Copro,
Thanks for the tips on this technique. A few more questions (pardon my lack of knowledge, I'm an intern):
1) Would you inject local at the femoral depth or at the sciatic depth first?
2) Which angle do you go in at? (For the femoral nerve block, the NYSORA site says to angle superiorly, and for the sciatic nerve block, the NYSORA site says to angle slightly inferior-laterally.) Do you try to change your angle at all in-between the two blocks.
Thanks!
Well, I don't want you to think I'm an expert. I've only done a few of these myself, and they have been directly under the supervision of our acute pain attending.
But, what we do is lay down a nice skin wheal of 3% chloroprocaine. When you go deeper, there really isn't too much pain as most of the pain reception is superficial. Some patients will wince a little and you can't do anything about the pressure of the needle (this is why light sedation with 1mg midaz and 50mcg of fentanyl helps). You use the the 150mm needle (described on the NYSORA site), which is the 6-inch one, and you shoot for the
femoral first (by watching for quad twitches). When you've turned-down and have a good 0.3-0.4 mA twitch, you inject around the femoral sheath. Some will completely remove the needle at this point and reposition. One of our attendings just pulls back to the skin and slightly rotates the leg outward (slightly lateral and supinated), then plunges down through the layers. He feels that it doesn't matter if he hits "big red" at that point, so doesn't aspirate as advancing (not sure that's necessarily good advice, though... you risk completely traversing a big vessel, which also means you might be out of position). Once he gets to about 8cm (or half the needle length) he aspirates as he looks for foot twitches while dialing down the stimulator. When in the appropriate spot, he injects ("Raj" test) and then administers the med.
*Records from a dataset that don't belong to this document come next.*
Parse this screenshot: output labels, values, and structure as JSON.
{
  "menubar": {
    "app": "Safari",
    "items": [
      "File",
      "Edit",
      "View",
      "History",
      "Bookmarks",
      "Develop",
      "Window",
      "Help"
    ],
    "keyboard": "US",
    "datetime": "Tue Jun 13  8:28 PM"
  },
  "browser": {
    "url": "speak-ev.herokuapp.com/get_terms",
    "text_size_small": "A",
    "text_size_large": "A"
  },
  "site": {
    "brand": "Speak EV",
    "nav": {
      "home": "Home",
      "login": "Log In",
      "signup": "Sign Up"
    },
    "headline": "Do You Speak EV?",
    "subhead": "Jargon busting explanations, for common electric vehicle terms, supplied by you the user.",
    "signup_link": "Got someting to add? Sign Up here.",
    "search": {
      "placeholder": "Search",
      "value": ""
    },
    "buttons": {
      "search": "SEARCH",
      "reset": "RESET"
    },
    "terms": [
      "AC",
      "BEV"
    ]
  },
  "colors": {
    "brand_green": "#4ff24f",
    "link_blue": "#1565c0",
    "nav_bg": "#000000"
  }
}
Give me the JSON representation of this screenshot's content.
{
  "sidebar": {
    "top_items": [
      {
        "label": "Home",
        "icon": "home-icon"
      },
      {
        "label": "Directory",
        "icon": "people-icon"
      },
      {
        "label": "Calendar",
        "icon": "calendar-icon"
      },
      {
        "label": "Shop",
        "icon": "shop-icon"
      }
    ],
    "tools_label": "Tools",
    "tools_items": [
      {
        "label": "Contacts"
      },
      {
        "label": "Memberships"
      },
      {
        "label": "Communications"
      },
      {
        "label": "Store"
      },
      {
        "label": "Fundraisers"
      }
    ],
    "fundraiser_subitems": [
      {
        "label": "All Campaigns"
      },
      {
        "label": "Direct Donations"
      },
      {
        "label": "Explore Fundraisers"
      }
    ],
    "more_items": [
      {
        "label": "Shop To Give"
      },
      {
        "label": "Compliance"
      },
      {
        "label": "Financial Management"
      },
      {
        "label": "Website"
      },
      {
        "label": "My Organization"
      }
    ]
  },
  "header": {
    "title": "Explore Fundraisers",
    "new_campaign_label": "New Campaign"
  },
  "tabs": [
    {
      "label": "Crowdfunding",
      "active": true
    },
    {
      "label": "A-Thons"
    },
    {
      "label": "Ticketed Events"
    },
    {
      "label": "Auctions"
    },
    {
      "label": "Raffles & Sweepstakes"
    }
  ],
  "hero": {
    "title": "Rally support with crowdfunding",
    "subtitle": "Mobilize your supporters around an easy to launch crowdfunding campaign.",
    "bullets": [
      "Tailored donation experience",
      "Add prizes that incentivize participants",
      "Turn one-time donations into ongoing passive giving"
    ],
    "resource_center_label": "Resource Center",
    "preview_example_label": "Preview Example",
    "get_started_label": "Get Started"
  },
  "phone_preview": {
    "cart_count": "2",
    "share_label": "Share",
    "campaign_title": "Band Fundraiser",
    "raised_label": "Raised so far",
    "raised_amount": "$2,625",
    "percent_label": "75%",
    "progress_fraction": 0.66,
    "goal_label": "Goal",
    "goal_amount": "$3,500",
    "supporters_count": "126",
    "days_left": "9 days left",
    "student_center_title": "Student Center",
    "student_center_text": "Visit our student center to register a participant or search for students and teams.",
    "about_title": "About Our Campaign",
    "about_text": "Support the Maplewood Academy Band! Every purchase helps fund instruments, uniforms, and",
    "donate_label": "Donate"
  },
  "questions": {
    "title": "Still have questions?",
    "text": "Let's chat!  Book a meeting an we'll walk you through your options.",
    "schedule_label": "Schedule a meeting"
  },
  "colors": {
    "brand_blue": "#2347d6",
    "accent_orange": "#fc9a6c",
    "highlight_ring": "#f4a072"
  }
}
Now, some might argue that it's better to do the sciatic first, because if you can't get it anteriorly, you can roll them more easily and do a Labat approach, then flip them back. But, if you start with confidence and that you're going to get it, then you only have to do one prep (also an advantage) and use one needle, so I guess it doesn't matter which order you do them in. But, femoral first is also the way one of the private practice groups I know does it. Plus, doing the femoral first prevents you from confusing yourself (as the first block starts to set-up, which you really shouldn't be confused anyway though because the sciatic is deep... man is it deep) with femoral twitches or having the patient move a lot or be uncomfortable as you're pushing the needle posteriorly.
I've had some limited success myself with this technique (and with help), but is something I feel that should be practiced as it is much easier to sell to some patients than a spinal/epidural, and is certainly a lot quicker.